9. Slowly Slowly – Race Car Blues (Extended Edition)

We’ve always had a soft spot for Slowly Slowly here at BLUNT HQ, but it’s not an unwarranted favour. After they released the original edition of Race Car Blues in 2020, the Melbourne rock darlings decided to round it off by issuing a second chapter of tracks this year, transmuting the Race Car Blues project into one hell of a double album. At the time, frontman Ben Stewart noted that sharing the additional Race Car Blues record feeds into the overall aim of Slowly Slowly as “to celebrate the music we love – anthemic heart on sleeve songwriting – but across a broad spectrum of genres.” And that they do, continuing to offer up emotional, top-shelf anthems release after release. Extra points if you check out Stewart’s side project Congrats, a grandiloquent body of work from one of our country’s most underrated musicians.

10. Sly Withers – Gardens

There are times for delusions of grandeur, and then there are times where all we’re looking for is something real. Sly Withers spectacularly deliver on the latter with their sophomore outing Gardens, which in the weeks since its release has seen unanimous praise (and possibly tears shed, given its heartbreaking weight). The Perth band’s emotional offerings weave in and out of rock, punk, and destroy-your-happiness slow burns, culminating in a full-length that by all accounts should be remembered as a universal snapshot of coming of age – or as we put it back in May: “Sly Withers use Gardens to wiggle edgeways through the uncertainties of early adulthood to drive towards one undeniable conclusion: we all go through pretty much the same struggles.”

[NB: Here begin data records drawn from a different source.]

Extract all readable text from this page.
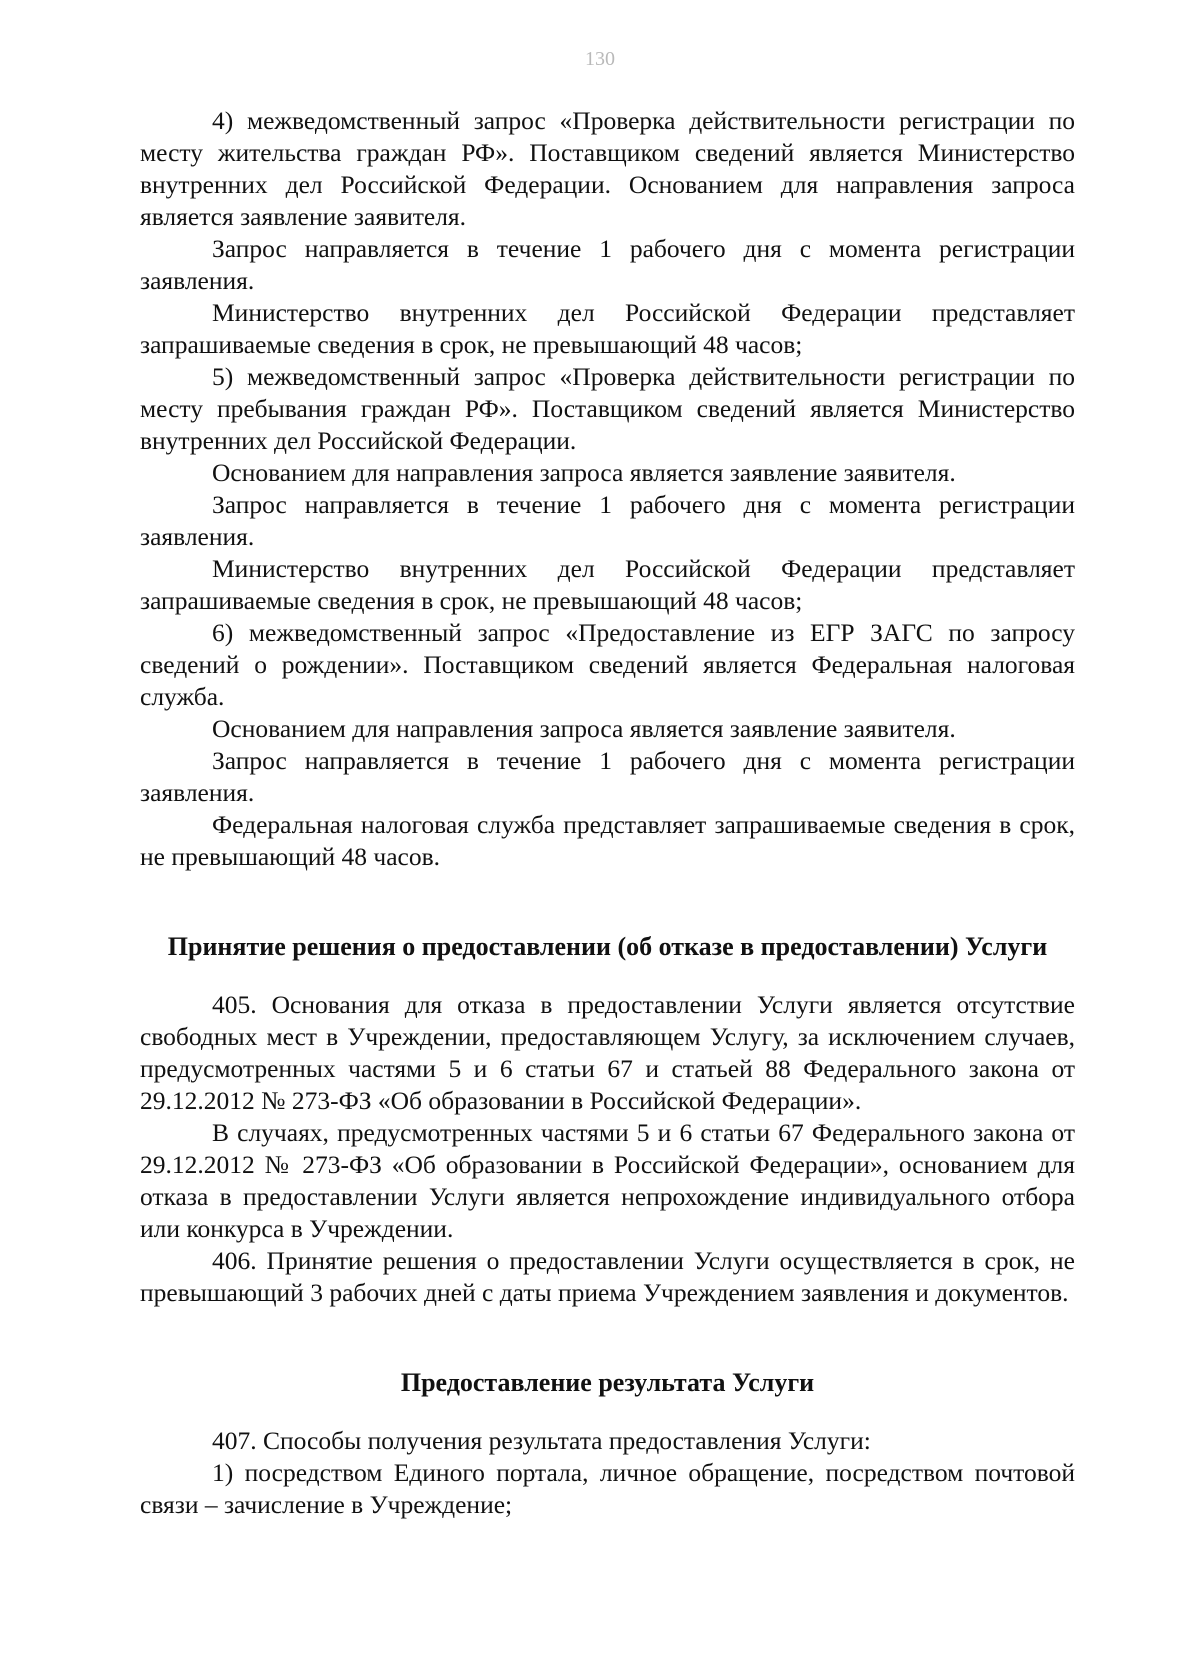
130

4) межведомственный запрос «Проверка действительности регистрации по месту жительства граждан РФ». Поставщиком сведений является Министерство внутренних дел Российской Федерации. Основанием для направления запроса является заявление заявителя.

Запрос направляется в течение 1 рабочего дня с момента регистрации заявления.

Министерство внутренних дел Российской Федерации представляет запрашиваемые сведения в срок, не превышающий 48 часов;

5) межведомственный запрос «Проверка действительности регистрации по месту пребывания граждан РФ». Поставщиком сведений является Министерство внутренних дел Российской Федерации.

Основанием для направления запроса является заявление заявителя.

Запрос направляется в течение 1 рабочего дня с момента регистрации заявления.

Министерство внутренних дел Российской Федерации представляет запрашиваемые сведения в срок, не превышающий 48 часов;

6) межведомственный запрос «Предоставление из ЕГР ЗАГС по запросу сведений о рождении». Поставщиком сведений является Федеральная налоговая служба.

Основанием для направления запроса является заявление заявителя.

Запрос направляется в течение 1 рабочего дня с момента регистрации заявления.

Федеральная налоговая служба представляет запрашиваемые сведения в срок, не превышающий 48 часов.

Принятие решения о предоставлении (об отказе в предоставлении) Услуги

405. Основания для отказа в предоставлении Услуги является отсутствие свободных мест в Учреждении, предоставляющем Услугу, за исключением случаев, предусмотренных частями 5 и 6 статьи 67 и статьей 88 Федерального закона от 29.12.2012 № 273-ФЗ «Об образовании в Российской Федерации».

В случаях, предусмотренных частями 5 и 6 статьи 67 Федерального закона от 29.12.2012 № 273-ФЗ «Об образовании в Российской Федерации», основанием для отказа в предоставлении Услуги является непрохождение индивидуального отбора или конкурса в Учреждении.

406. Принятие решения о предоставлении Услуги осуществляется в срок, не превышающий 3 рабочих дней с даты приема Учреждением заявления и документов.

Предоставление результата Услуги

407. Способы получения результата предоставления Услуги:

1) посредством Единого портала, личное обращение, посредством почтовой связи – зачисление в Учреждение;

And a half! Northlane – 2D EP

This is the “half” record that we were talking about earlier, but we simply couldn’t stand by this list if it wasn’t included, so here we are. 2D, which dropped back in May, was made up of acoustic versions of fan-favourite tracks from Northlane’s Alien album, a long-awaited initiative by the revered Australian act. It was first teased to an extent after the stripped-back version of ‘Sleepless’ appeared in the band’s 2020 documentary Negative Energy, with further hype attached to the prospect of Northlane doing an acoustic release after frontman Marcus Bridge streamed his heartbreaking re-worked rendition of ‘Enemy of the Night’. Needless to say, the gentlemen delivered, and damn it if we haven’t had the output on repeat since it dropped.